Theater has always made room for the magical and illogical onstage. Even tightly-constructed Ancient Greek drama managed to get Medea flying in on a dragon-chariot. By the time the mid-20th century rolled around, strange goings-on onstage were doing double-duty as both spectacle and what Russian literary theorist Viktor Shklovsky called “defamiliarization” – an artistic technique of making the familiar strange in order to break the complacency of habitual perception.
Playwright Eugene Ionesco, for example, dramatized fascism by having the entire population of a French village turn into rhinoceroses. Samuel Beckett scripted all kinds of crazy shenanigans, including two plays where people literally just walk around a square in geometric patterns.
More recently, Sarah Ruhl made Eurydice descend to the Underworld via a rainy elevator, where she then met the Lord of the Underworld who was riding a tricycle. And in Jenny Schwartz’s meditation on grief called “God’s Ear,” the Tooth Fairy and GI Joe come to life and sing songs.
Weird. But thank goodness.
We spend all of our childhood being taught acceptable social boundaries, being taught what to say when and which thing belongs where. We shift from the freedom of dolls and blocks and trucks to curated experiences in The Sims. Dress-up games mature into costume parties, which usually don’t involve any make believe.
Adult life has structure and it has rules. You can’t just run through a park pretending to be a unicorn when you’re on your way to work. When someone says “thank you,” you must reply with “you’re welcome.” There are no monsters under your bed; just go to sleep.
So we learn, as we grow up, that people cannot turn into rhinoceroses.

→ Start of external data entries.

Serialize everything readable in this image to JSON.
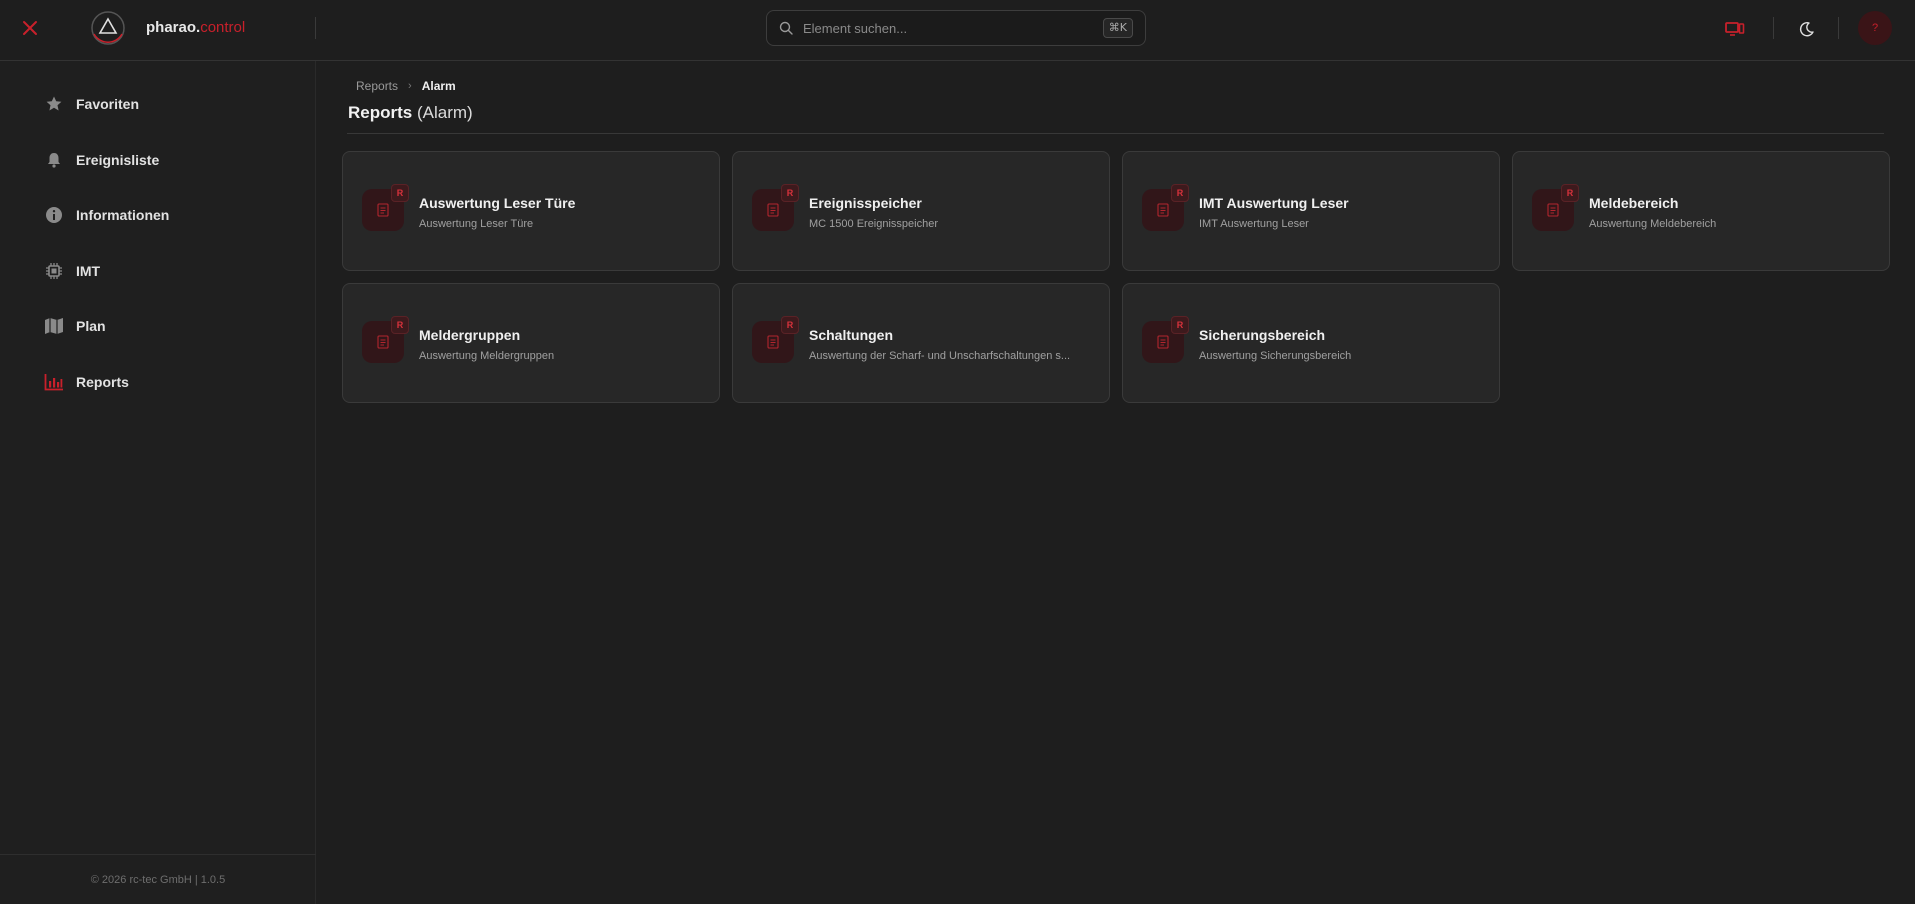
{
  "header": {
    "brand_name": "pharao.",
    "brand_accent": "control",
    "search_placeholder": "Element suchen...",
    "search_shortcut": "⌘K",
    "help_label": "?",
    "accent_color": "#c8202b",
    "icons": [
      "close-icon",
      "logo-triangle-icon",
      "search-icon",
      "monitor-icon",
      "moon-icon"
    ]
  },
  "sidebar": {
    "items": [
      {
        "label": "Favoriten",
        "icon": "star-icon"
      },
      {
        "label": "Ereignisliste",
        "icon": "bell-icon"
      },
      {
        "label": "Informationen",
        "icon": "info-icon"
      },
      {
        "label": "IMT",
        "icon": "chip-icon"
      },
      {
        "label": "Plan",
        "icon": "map-icon"
      },
      {
        "label": "Reports",
        "icon": "bar-chart-icon",
        "active": true
      }
    ],
    "footer": "© 2026 rc-tec GmbH | 1.0.5"
  },
  "main": {
    "breadcrumb": [
      "Reports",
      "Alarm"
    ],
    "title": "Reports",
    "title_sub": "(Alarm)",
    "cards": [
      {
        "title": "Auswertung Leser Türe",
        "subtitle": "Auswertung Leser Türe",
        "badge": "R"
      },
      {
        "title": "Ereignisspeicher",
        "subtitle": "MC 1500 Ereignisspeicher",
        "badge": "R"
      },
      {
        "title": "IMT Auswertung Leser",
        "subtitle": "IMT Auswertung Leser",
        "badge": "R"
      },
      {
        "title": "Meldebereich",
        "subtitle": "Auswertung Meldebereich",
        "badge": "R"
      },
      {
        "title": "Meldergruppen",
        "subtitle": "Auswertung Meldergruppen",
        "badge": "R"
      },
      {
        "title": "Schaltungen",
        "subtitle": "Auswertung der Scharf- und Unscharfschaltungen s...",
        "badge": "R"
      },
      {
        "title": "Sicherungsbereich",
        "subtitle": "Auswertung Sicherungsbereich",
        "badge": "R"
      }
    ]
  }
}
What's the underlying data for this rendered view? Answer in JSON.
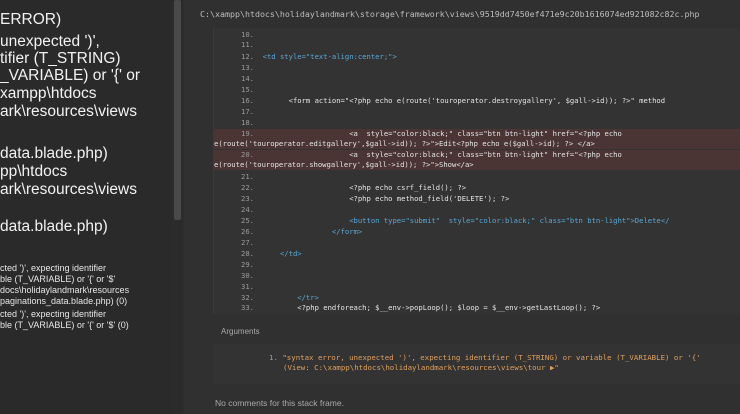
{
  "left_panel": {
    "big_lines": [
      "ERROR)",
      "unexpected ')',",
      "tifier (T_STRING)",
      "_VARIABLE) or '{' or",
      "xampp\\htdocs",
      "ark\\resources\\views",
      "data.blade.php)",
      "pp\\htdocs",
      "ark\\resources\\views",
      "data.blade.php)"
    ],
    "small_lines": [
      "cted ')', expecting identifier",
      "ble (T_VARIABLE) or '{' or '$'",
      "docs\\holidaylandmark\\resources",
      "paginations_data.blade.php) (0)",
      "cted ')', expecting identifier",
      "ble (T_VARIABLE) or '{' or '$' (0)"
    ]
  },
  "file_path": "C:\\xampp\\htdocs\\holidaylandmark\\storage\\framework\\views\\9519dd7450ef471e9c20b1616074ed921082c82c.php",
  "code_lines": [
    {
      "num": "10.",
      "text": ""
    },
    {
      "num": "11.",
      "text": ""
    },
    {
      "num": "12.",
      "text": "<td style=\"text-align:center;\">"
    },
    {
      "num": "13.",
      "text": ""
    },
    {
      "num": "14.",
      "text": ""
    },
    {
      "num": "15.",
      "text": ""
    },
    {
      "num": "16.",
      "text": "      <form action=\"<?php echo e(route('touroperator.destroygallery', $gall->id)); ?>\" method"
    },
    {
      "num": "17.",
      "text": ""
    },
    {
      "num": "18.",
      "text": ""
    },
    {
      "num": "19.",
      "text": "                    <a  style=\"color:black;\" class=\"btn btn-light\" href=\"<?php echo"
    },
    {
      "num": "",
      "text": "e(route('touroperator.editgallery',$gall->id)); ?>\">Edit<?php echo e($gall->id); ?> </a>"
    },
    {
      "num": "20.",
      "text": "                    <a  style=\"color:black;\" class=\"btn btn-light\" href=\"<?php echo"
    },
    {
      "num": "",
      "text": "e(route('touroperator.showgallery',$gall->id)); ?>\">Show</a>"
    },
    {
      "num": "21.",
      "text": ""
    },
    {
      "num": "22.",
      "text": "                    <?php echo csrf_field(); ?>"
    },
    {
      "num": "23.",
      "text": "                    <?php echo method_field('DELETE'); ?>"
    },
    {
      "num": "24.",
      "text": ""
    },
    {
      "num": "25.",
      "text": "                    <button type=\"submit\"  style=\"color:black;\" class=\"btn btn-light\">Delete</"
    },
    {
      "num": "26.",
      "text": "                </form>"
    },
    {
      "num": "27.",
      "text": ""
    },
    {
      "num": "28.",
      "text": "    </td>"
    },
    {
      "num": "29.",
      "text": ""
    },
    {
      "num": "30.",
      "text": ""
    },
    {
      "num": "31.",
      "text": ""
    },
    {
      "num": "32.",
      "text": "        </tr>"
    },
    {
      "num": "33.",
      "text": "        <?php endforeach; $__env->popLoop(); $loop = $__env->getLastLoop(); ?>"
    }
  ],
  "arguments_label": "Arguments",
  "argument": {
    "num": "1.",
    "line1": "\"syntax error, unexpected ')', expecting identifier (T_STRING) or variable (T_VARIABLE) or '{'",
    "line2": "(View: C:\\xampp\\htdocs\\holidaylandmark\\resources\\views\\tour ▶\""
  },
  "no_comments": "No comments for this stack frame."
}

Stones don’t talk and you shouldn’t expect to find yourself in a rainy elevator after death.
But when we see these things happening on a stage with real people – people who are standing in the same room as we are – the range of what it is acceptable to think and to believe widens. The mental boundaries between “possible” and “impossible” start to crumble.
And I want that to keep happening. I want my familiar to always feel slightly unfamiliar. I want to keep my sense of wonder; I want the absurd and the impossible; I want to banish the voice that says “no.”
So I will say yes to snails. And I will watch plays with my eyes wide open, and write them with my eyes half-closed.